Mail Archives: cygwin/2007/01/23/10:28:56
----- Original Message -----
From: "Steve Rowley"
To: <cygwin>
Sent: Monday, January 22, 2007 11:25 PM
Subject: ***[Possible UCE]*** Re: Can't start cron daemon in Cygwin 1.5.23 under WinXP SP2
| >Date: Mon, 22 Jan 2007 15:16:19 -0800
| >From: Brian Dessent <brian at dessent dot net>
| >
| >Steve Rowley wrote:
| >> >In case of problem, examine the log file for cron,
| >> >/var/log/cron.log, and the Windows event log
| >> >for information about the problem cron is having.
| >
| >This is the key thing to look at, the actual reason for why it can't
| >start should be in one of those two locations.
|
| Excellent points. Here are the results:
|
| (1) There is no /var/log/cron.log. Since this is the first time I've
| tried to bring up cron on this machine, I take it to indicate that
| the daemon never got as far as creating its log file.
|
| (2) Windows event log: yes, there are some cron-related events there.
| Had I read the message as carefully as you did, I would have
| found Application events like this:
|
| >Event Type: Error
| >Event Source: cron
| >Event Category: None
| >Event ID: 0
| >Date: 1/22/2007
| >Time: 11:00:27 PM
| >User: NT AUTHORITY\SYSTEM
| >Computer: CBDWB00033
| >Description:
| >The description for Event ID ( 0 ) in Source ( cron ) cannot be found. The local computer
may not have the necessary registry information or message DLL files to display messages from a
remote computer. You may be able to use the /AUXSOURCE= flag to retrieve this description; see
Help and Support for details. The following information is part of the event: cron: PID 304:
starting service `cron' failed: fork: 11, Resource temporarily unavailable.
|
| Any idea what to make of that?
It's not clear if the problem is in cron, cygrunsrv, cygwin or your XP setup.

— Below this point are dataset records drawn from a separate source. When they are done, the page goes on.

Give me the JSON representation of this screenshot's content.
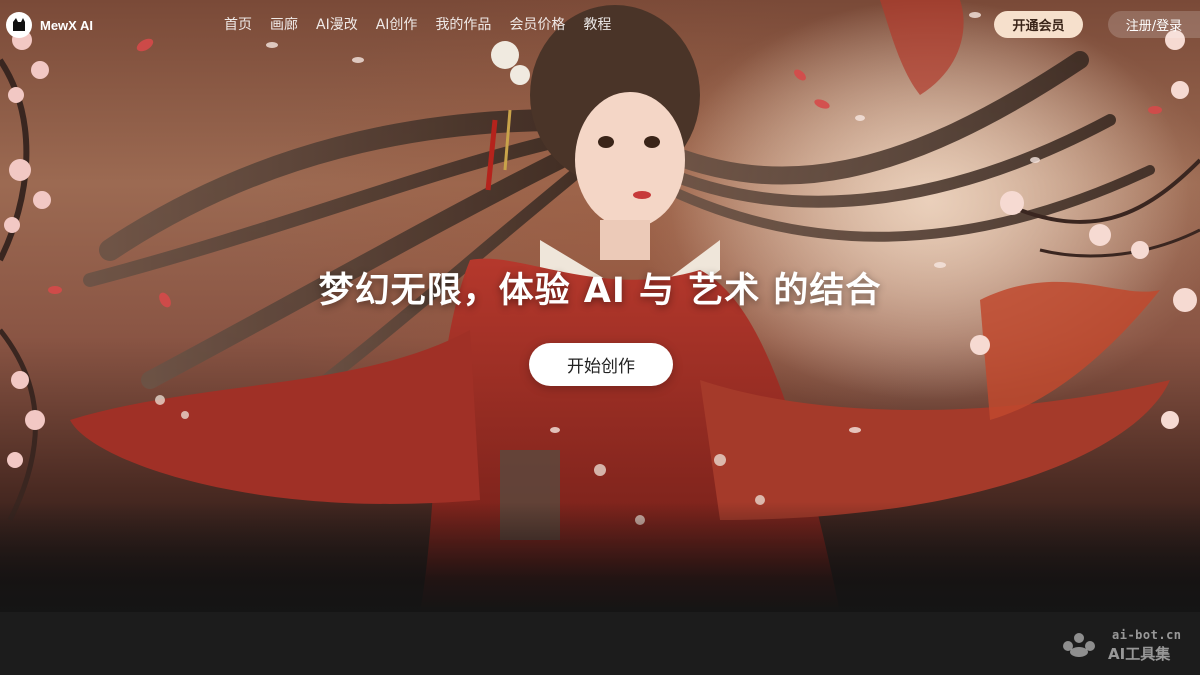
{
  "nav": {
    "logo_text": "MewX AI",
    "links": [
      {
        "label": "首页"
      },
      {
        "label": "画廊"
      },
      {
        "label": "AI漫改"
      },
      {
        "label": "AI创作"
      },
      {
        "label": "我的作品"
      },
      {
        "label": "会员价格"
      },
      {
        "label": "教程"
      }
    ],
    "vip_button": "开通会员",
    "login_button": "注册/登录"
  },
  "hero": {
    "headline": "梦幻无限，体验 AI 与 艺术 的结合",
    "cta": "开始创作"
  },
  "watermark": {
    "url": "ai-bot.cn",
    "name": "AI工具集"
  },
  "colors": {
    "vip_button_bg": "#f6e0cc",
    "footer_bg": "#1c1c1c",
    "robe_red": "#a8322a"
  }
}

So here are two suggestions:
1) run cron as yourself (answer yes in cron-config).
This tends to work around security issues
2) create a /usr/sbin/cron script readable and writable by all (leave /usr/sbin/cron.exe alone)
with something like
#! /bin/sh
id
env
sleep 10
id > c:/id.out
That should produce output in /var/log/cron.log and c:/id.out
ps -a (within 10 sec) should show cygrunsrv, sh and sleep
The Windows event log should have two entries about the service starting and stopping.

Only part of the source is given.